Sean, of course, has no idea what he means by "higher level system"
when it comes to *function*.
> The idea is that the function evolved from a different one. There need be no
> minimum. Why is that so hard to understand?
>
>
>
>
>
> >> > *All* potentially beneficial systems that have higher minimum
> >> > requirements will be more widely separated in sequence space compared
> >> > to lower level functions - much much more widely separated (on
> >> > average).
Notice that Sean here is implying a model for how *he* thinks
evolution works. That it has no relationship to how people who
understand evolution and how new proteins in real cells arise doesn't
seem to bother him. He prefers his strawman, because it produces the
numerology he wants. He seems to be fascinated by large numbers and
always works to produce them, even to the point of producing
*probabilities* of 10^23. ;-)
> > > >That means, the evolution of any novel beneficial system at
> >> > higher level requires many more mutations, on average, from the
> >> > perspective of any given gene pool.
>
> >> You have not demonstrated that there are *any* systems that have minimum
> >> requirements for being either (a) beneficial, or (b) not harmful.
>
> > There are lots of beneficial systems, like flagellar motility, that
> > also have very high minimum structural threshold requirements coded
> > for by a minimum of well over 10,000 codons, or 30,000 bp, of DNA.
Originally, of course, this was 30,000 codons.
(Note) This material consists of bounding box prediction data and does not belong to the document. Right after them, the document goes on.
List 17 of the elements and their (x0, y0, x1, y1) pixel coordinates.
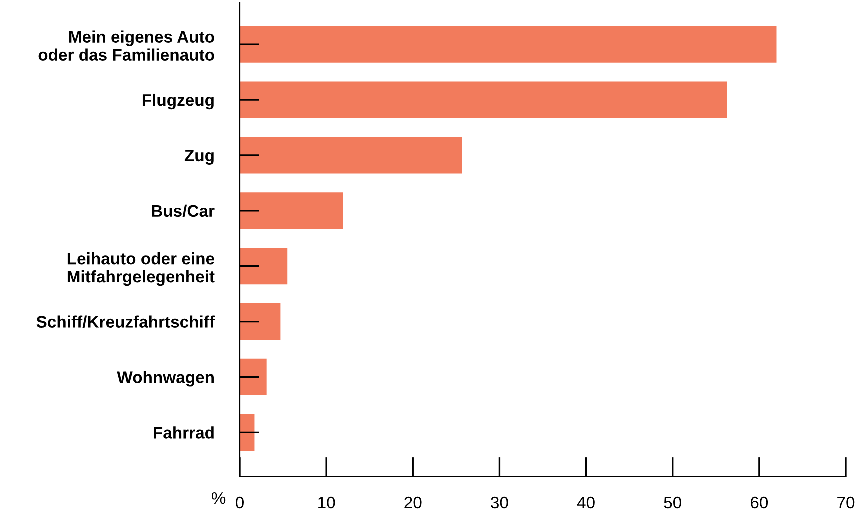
x-tick-label: 10 (318, 496, 336, 509)
y-tick-label: Mein eigenes Auto oder das Familienauto (38, 30, 214, 61)
y-tick-label: Leihauto oder eine Mitfahrgelegenheit (68, 252, 215, 286)
x-tick-label: 70 (838, 496, 855, 509)
x-axis-title: % (212, 492, 226, 504)
x-tick-label: 40 (577, 496, 595, 509)
y-tick-label: Bus/Car (152, 204, 215, 218)
x-tick-label: 50 (664, 496, 682, 509)
x-tick-label: 60 (751, 496, 768, 509)
y-tick-label: Wohnwagen (117, 371, 214, 387)
y-tick-label: Fahrrad (154, 426, 214, 439)
y-tick-label: Flugzeug (142, 94, 214, 110)
y-tick-label: Zug (184, 150, 214, 165)
x-tick-label: 0 (236, 496, 244, 509)
y-tick-label: Schiff/Kreuzfahrtschiff (36, 316, 216, 328)
x-tick-label: 20 (404, 496, 422, 509)
x-tick-label: 30 (491, 496, 508, 509)
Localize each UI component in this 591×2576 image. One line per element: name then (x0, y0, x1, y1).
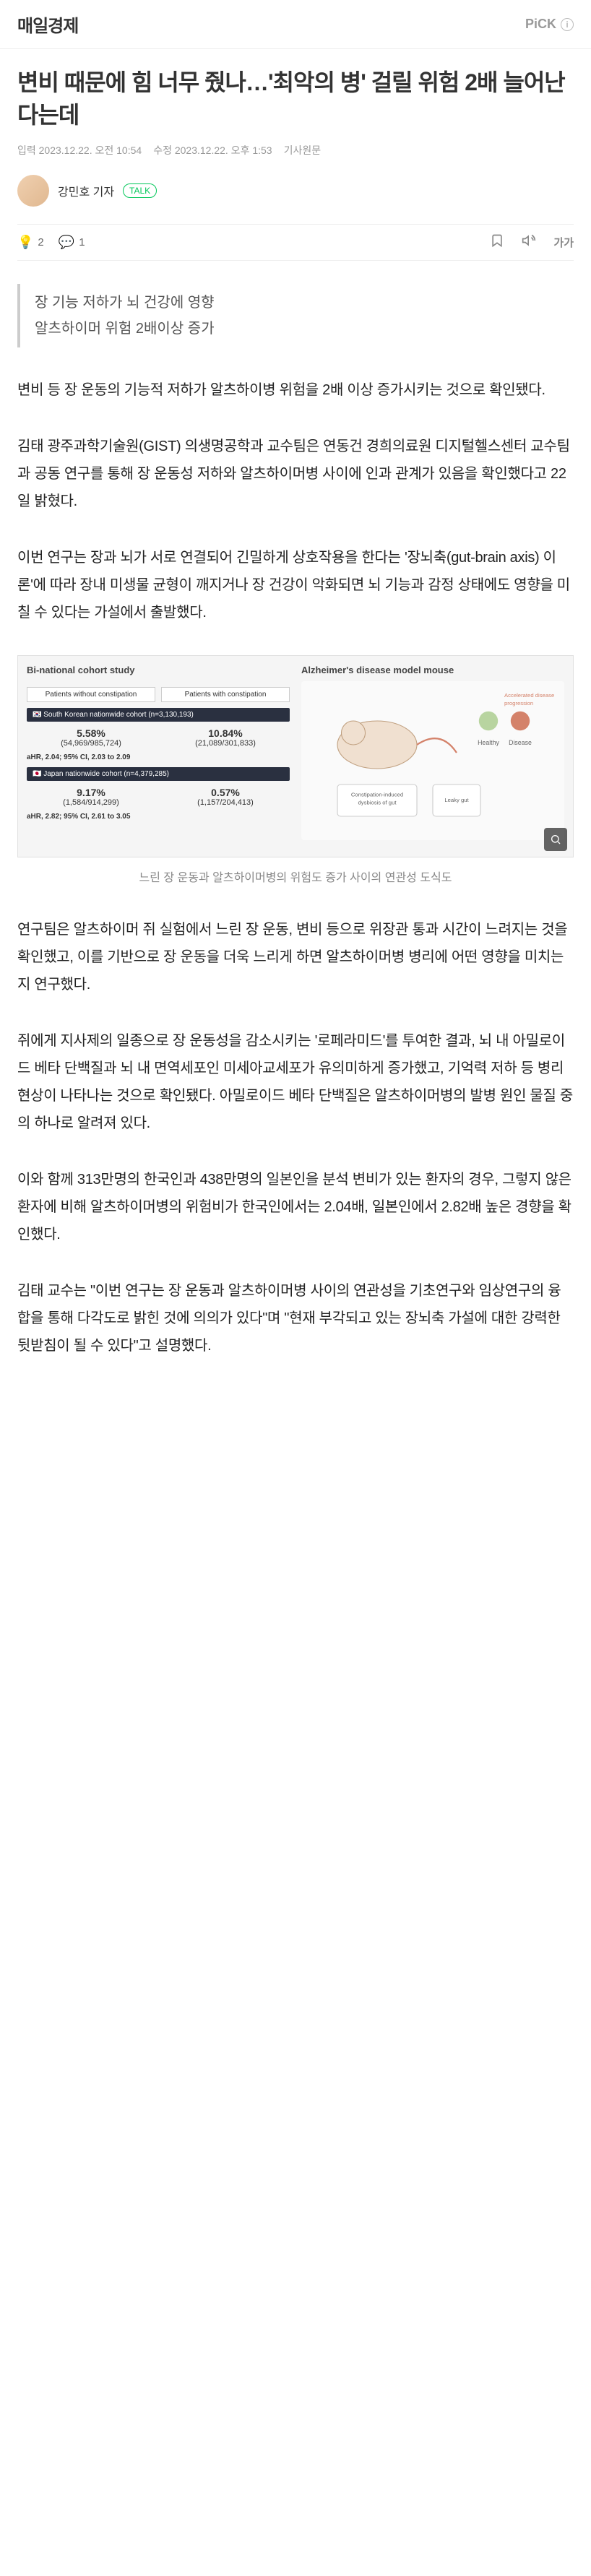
svg-text:Accelerated disease: Accelerated disease (504, 692, 554, 699)
origin-link[interactable]: 기사원문 (284, 143, 322, 157)
svg-text:Disease: Disease (509, 739, 532, 746)
pick-badge[interactable]: PiCK i (525, 17, 574, 32)
figure-image[interactable]: Bi-national cohort study Patients withou… (17, 655, 574, 857)
stat: 5.58% (54,969/985,724) (27, 727, 155, 748)
korea-hr: aHR, 2.04; 95% CI, 2.03 to 2.09 (27, 753, 290, 761)
author-avatar[interactable] (17, 175, 49, 207)
figure-left-title: Bi-national cohort study (27, 665, 290, 675)
paragraph: 김태 광주과학기술원(GIST) 의생명공학과 교수팀은 연동건 경희의료원 디… (17, 433, 574, 515)
info-icon[interactable]: i (561, 18, 574, 31)
japan-hr: aHR, 2.82; 95% CI, 2.61 to 3.05 (27, 813, 290, 821)
comment-icon: 💬 (59, 235, 74, 250)
figure-caption: 느린 장 운동과 알츠하이머병의 위험도 증가 사이의 연관성 도식도 (17, 869, 574, 888)
summary-line: 알츠하이머 위험 2배이상 증가 (35, 316, 574, 342)
reaction-like[interactable]: 💡 2 (17, 235, 44, 250)
svg-text:dysbiosis of gut: dysbiosis of gut (358, 799, 397, 805)
published-time: 입력 2023.12.22. 오전 10:54 (17, 143, 142, 157)
stat: 9.17% (1,584/914,299) (27, 787, 155, 807)
mouse-diagram: Healthy Disease Constipation-induced dys… (301, 681, 564, 840)
summary-box: 장 기능 저하가 뇌 건강에 영향 알츠하이머 위험 2배이상 증가 (17, 284, 574, 347)
paragraph: 변비 등 장 운동의 기능적 저하가 알츠하이병 위험을 2배 이상 증가시키는… (17, 376, 574, 404)
paragraph: 이번 연구는 장과 뇌가 서로 연결되어 긴밀하게 상호작용을 한다는 '장뇌축… (17, 544, 574, 626)
stat: 0.57% (1,157/204,413) (161, 787, 290, 807)
svg-text:progression: progression (504, 700, 533, 706)
japan-cohort-label: 🇯🇵 Japan nationwide cohort (n=4,379,285) (27, 767, 290, 781)
paragraph: 쥐에게 지사제의 일종으로 장 운동성을 감소시키는 '로페라미드'를 투여한 … (17, 1027, 574, 1137)
paragraph: 이와 함께 313만명의 한국인과 438만명의 일본인을 분석 변비가 있는 … (17, 1166, 574, 1248)
text-size-button[interactable]: 가가 (553, 235, 574, 250)
talk-button[interactable]: TALK (123, 183, 157, 198)
bookmark-icon[interactable] (490, 233, 504, 251)
publisher-logo[interactable]: 매일경제 (17, 12, 78, 37)
figure-right-title: Alzheimer's disease model mouse (301, 665, 564, 675)
comment-button[interactable]: 💬 1 (59, 235, 85, 250)
stat: 10.84% (21,089/301,833) (161, 727, 290, 748)
korea-cohort-label: 🇰🇷 South Korean nationwide cohort (n=3,1… (27, 708, 290, 722)
tts-icon[interactable] (522, 233, 536, 251)
cohort-header: Patients with constipation (161, 687, 290, 702)
author-name[interactable]: 강민호 기자 (58, 182, 114, 199)
expand-icon[interactable] (544, 828, 567, 851)
summary-line: 장 기능 저하가 뇌 건강에 영향 (35, 290, 574, 316)
svg-text:Leaky gut: Leaky gut (444, 797, 469, 803)
paragraph: 연구팀은 알츠하이머 쥐 실험에서 느린 장 운동, 변비 등으로 위장관 통과… (17, 916, 574, 998)
article-figure: Bi-national cohort study Patients withou… (17, 655, 574, 888)
svg-text:Healthy: Healthy (478, 739, 499, 746)
article-title: 변비 때문에 힘 너무 줬나…'최악의 병' 걸릴 위험 2배 늘어난다는데 (17, 66, 574, 131)
lightbulb-icon: 💡 (17, 235, 33, 250)
svg-text:Constipation-induced: Constipation-induced (351, 791, 403, 798)
modified-time: 수정 2023.12.22. 오후 1:53 (153, 143, 272, 157)
cohort-header: Patients without constipation (27, 687, 155, 702)
paragraph: 김태 교수는 "이번 연구는 장 운동과 알츠하이머병 사이의 연관성을 기초연… (17, 1277, 574, 1360)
Again, Sean does like
his numbers large, even if the large numbers are irrelevant.
> > Again, the argument that such systems didn't have to evolve doesn't
> > address the question of if they could have evolved via random mutation
> > and function-based selection.
>
> What is so difficult about flagellar motility evolving from a similar system
> that had a slightly simpler structure and performed a slightly simpler
> function?
Or, as has been observed to happen, by the generation of a chimeric
linker that links the motor function and its proteins to the rotatable
pore and its proteins.
> On Sep 2, 12:35 pm, bdbry...@wherever.ur (Bobby Bryant) wrote:
> > In article <1188748245.326427.67...@w3g2000hsg.googlegroups.com>,
> > Seanpit <seanpitnos...@naturalselection.0catch.com> writes:
> >
> > > This is only to be expected from someone who still denies that a
> > > statue like Michelangelo's David shows little if any symmetry.
> >
> > So, how do you know that _David_ is designed and snowflakes aren't?
> > (Or do you think snowflakes are designed as well?)
>
> Snowflakes aren't made out of granite or marble, materials that do not
> naturally tend toward highly symmetrical self-assembly.
*
I invite you to visit the "Devil's Postpile" on the east side of the
Sierra near Mammoth Lakes, CA.
Basalt columns show an amazing near-perfect hexagonal cross section.
See: http://geology.wr.usgs.gov/parks/depo/dpgeol1.html
or https://64.241.25.143/depo/planyourvisit/nearbyattractions.htm
earle
*
_
_/\_\
/\_\/_/
\/_/\_\ earle
\/_/ jones
You forgot one of the fundamental principles of Sean's "method":
Any observation which falsifies his conclusions is specifically
excluded from analysis.
It's much the same principle as Behe's specific exclusion of the known
evolutionary explanation for the bacterial flagellum from
consideration when demonstrating that it could not have evolved.